The overall size of Wells Fargo's loan book stalled at $957 billion. During the quarter, the bank backed off making certain car loans and commercial real estate loans due to higher risk in those segments, executives said on a conference call with analysts.
Wells Fargo's income from fees fell 7% to $9.69 billion, with several of its businesses facing challenges in the quarter. Mortgage-banking fee income fell 19% due in part to tougher competition, and net gains on the bank's trading activities fell 46% due in part to trading losses.
The bank, led by Chief Executive Timothy Sloan, had been one of the most consistent big banks at growing earnings and revenue. Shares have underperformed those of other banks after Wells Fargo last year agreed to a $185 million settlement with two regulators and a city official over opening as many as 2.1 million accounts with fictitious or unauthorized information. It also continues to face a spate of state and federal investigations that the bank has said it is cooperating with.

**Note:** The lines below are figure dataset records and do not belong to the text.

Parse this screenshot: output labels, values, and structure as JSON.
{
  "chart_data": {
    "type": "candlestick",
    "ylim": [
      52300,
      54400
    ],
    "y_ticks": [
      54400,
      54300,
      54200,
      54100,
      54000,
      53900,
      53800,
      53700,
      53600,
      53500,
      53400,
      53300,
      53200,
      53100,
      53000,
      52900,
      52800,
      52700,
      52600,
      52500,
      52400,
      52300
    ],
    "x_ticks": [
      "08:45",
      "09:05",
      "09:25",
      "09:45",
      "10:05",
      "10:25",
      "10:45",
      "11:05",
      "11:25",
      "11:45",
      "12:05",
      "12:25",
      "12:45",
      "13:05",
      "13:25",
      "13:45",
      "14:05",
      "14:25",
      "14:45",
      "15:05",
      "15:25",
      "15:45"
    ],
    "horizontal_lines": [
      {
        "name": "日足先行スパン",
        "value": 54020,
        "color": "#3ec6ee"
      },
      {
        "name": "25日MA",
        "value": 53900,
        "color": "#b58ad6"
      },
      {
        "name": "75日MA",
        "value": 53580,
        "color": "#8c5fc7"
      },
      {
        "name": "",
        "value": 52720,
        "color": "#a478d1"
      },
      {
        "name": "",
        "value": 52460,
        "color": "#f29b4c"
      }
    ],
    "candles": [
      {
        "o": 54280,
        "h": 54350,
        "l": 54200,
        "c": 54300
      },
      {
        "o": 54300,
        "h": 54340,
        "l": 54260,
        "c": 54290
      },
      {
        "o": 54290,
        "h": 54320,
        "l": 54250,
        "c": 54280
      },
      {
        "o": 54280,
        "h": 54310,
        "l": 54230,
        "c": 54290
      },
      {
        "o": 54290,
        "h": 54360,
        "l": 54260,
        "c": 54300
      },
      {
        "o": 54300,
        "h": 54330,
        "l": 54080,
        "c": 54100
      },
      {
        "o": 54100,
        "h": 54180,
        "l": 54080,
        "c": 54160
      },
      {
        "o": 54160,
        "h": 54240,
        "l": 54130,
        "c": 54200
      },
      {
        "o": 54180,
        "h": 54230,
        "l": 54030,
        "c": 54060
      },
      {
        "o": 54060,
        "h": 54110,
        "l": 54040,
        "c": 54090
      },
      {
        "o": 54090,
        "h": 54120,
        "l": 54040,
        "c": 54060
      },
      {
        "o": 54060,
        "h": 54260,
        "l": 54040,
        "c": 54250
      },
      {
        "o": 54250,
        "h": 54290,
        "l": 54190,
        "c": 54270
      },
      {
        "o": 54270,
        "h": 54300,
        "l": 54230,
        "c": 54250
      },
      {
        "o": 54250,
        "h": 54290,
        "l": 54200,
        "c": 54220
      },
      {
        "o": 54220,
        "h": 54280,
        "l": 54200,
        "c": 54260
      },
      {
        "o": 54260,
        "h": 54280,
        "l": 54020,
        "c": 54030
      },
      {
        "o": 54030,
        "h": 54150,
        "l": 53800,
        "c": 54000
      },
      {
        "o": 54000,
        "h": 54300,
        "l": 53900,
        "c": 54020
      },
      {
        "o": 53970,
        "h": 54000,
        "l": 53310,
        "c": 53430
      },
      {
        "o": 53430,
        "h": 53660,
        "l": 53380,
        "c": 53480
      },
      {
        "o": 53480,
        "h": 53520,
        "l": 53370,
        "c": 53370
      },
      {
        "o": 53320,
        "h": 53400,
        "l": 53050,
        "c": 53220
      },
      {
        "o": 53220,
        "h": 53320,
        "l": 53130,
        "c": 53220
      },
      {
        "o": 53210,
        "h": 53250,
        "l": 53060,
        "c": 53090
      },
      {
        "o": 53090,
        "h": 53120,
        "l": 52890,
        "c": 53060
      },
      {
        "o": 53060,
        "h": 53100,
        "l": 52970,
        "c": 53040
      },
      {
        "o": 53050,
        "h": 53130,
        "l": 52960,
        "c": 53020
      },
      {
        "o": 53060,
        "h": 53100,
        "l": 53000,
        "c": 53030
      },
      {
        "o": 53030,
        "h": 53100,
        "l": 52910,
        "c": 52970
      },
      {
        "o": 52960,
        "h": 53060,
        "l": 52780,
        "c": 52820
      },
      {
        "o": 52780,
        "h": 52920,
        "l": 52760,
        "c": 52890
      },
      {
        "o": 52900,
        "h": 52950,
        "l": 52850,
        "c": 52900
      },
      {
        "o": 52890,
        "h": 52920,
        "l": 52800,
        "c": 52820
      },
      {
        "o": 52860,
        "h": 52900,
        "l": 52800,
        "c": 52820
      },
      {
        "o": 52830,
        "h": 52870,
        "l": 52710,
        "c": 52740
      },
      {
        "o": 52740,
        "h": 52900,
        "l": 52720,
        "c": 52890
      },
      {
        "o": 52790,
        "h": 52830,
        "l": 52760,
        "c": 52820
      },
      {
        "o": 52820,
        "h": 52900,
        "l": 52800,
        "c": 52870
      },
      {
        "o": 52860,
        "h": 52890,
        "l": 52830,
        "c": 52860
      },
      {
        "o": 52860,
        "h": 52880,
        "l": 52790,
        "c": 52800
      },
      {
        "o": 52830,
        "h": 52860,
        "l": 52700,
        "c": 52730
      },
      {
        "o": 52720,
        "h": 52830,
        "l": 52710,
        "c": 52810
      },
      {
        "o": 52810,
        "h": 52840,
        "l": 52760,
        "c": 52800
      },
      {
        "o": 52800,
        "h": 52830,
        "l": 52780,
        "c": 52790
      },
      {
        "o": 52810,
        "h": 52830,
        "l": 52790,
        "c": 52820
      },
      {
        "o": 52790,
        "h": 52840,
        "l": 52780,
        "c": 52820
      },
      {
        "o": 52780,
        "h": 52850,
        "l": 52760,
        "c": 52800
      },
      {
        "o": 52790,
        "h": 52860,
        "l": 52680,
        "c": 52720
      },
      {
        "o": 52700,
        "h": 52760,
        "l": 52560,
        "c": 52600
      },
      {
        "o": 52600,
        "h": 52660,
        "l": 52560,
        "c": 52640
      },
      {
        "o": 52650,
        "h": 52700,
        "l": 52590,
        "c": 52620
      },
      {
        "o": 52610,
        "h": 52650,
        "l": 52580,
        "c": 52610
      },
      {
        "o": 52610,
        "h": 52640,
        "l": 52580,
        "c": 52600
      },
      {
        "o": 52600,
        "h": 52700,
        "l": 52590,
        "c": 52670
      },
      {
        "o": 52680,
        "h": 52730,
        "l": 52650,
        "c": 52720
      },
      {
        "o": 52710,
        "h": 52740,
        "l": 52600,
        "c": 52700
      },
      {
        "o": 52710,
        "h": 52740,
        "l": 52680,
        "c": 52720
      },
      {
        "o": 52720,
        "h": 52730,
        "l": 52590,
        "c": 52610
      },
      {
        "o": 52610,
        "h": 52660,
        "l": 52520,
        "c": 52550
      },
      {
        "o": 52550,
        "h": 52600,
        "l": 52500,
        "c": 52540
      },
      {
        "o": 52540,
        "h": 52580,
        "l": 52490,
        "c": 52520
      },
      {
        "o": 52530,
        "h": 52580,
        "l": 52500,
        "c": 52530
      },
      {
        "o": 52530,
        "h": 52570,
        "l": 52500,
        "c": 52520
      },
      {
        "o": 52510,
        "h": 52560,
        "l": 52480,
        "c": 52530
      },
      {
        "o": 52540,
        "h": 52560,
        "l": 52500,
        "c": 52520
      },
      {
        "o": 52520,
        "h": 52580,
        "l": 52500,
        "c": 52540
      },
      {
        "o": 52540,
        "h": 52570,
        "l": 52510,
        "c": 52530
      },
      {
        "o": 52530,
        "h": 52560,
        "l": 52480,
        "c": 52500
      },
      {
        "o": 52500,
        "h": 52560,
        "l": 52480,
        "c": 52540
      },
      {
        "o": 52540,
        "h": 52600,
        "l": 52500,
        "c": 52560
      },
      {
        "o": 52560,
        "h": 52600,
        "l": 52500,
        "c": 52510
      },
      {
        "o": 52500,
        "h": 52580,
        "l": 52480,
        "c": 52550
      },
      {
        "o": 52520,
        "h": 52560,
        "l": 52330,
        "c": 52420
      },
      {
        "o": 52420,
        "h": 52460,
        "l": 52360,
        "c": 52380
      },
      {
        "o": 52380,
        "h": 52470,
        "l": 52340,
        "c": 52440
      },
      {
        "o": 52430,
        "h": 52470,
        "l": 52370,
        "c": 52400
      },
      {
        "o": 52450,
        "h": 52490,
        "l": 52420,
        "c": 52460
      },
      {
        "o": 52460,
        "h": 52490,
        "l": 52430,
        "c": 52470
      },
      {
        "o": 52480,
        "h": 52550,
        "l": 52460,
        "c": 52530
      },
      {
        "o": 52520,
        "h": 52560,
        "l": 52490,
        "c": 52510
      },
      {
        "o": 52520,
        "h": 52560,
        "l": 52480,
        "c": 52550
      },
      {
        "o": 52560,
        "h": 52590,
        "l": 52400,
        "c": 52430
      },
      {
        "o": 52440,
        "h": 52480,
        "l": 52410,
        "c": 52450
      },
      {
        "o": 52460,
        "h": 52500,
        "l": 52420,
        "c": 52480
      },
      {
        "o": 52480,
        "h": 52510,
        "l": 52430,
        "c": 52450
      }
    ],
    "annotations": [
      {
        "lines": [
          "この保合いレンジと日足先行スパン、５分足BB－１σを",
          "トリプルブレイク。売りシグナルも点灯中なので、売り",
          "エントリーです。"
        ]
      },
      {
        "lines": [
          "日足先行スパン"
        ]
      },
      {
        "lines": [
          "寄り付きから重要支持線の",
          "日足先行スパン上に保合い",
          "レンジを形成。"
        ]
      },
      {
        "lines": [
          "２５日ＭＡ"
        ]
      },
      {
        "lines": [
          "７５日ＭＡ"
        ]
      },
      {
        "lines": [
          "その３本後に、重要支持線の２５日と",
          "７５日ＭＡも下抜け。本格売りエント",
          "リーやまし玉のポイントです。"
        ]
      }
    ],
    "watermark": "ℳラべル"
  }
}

About $110 million in additional charges related to remedying Wells Fargo's operations following the sales-practice scandal contributed to a 5.2% increase in expenses, which totaled $13.54 billion in the quarter. Expenses as a share of revenue in the second quarter were 61.1%, slightly above the new target of 60% to 61% set at an investor presentation in May. That is also higher than the two-year target the bank set last year of 55% to 59%.
"There's no reason why they can't manage their expenses better," said John Hadwen, a Toronto-based portfolio manager at CI Investments Inc. that owns about $315 million in Wells Fargo stock."The market believes there's a lot more they can do there, and we're becoming impatient."
In May, the bank announced an initiative to cut an additional $2 billion in costs by the end of 2018. Executives on Friday said they are making progress on that plan.
"Operating at this level [of expenses] is just not acceptable," said Mr. Sloan on a conference call with analysts.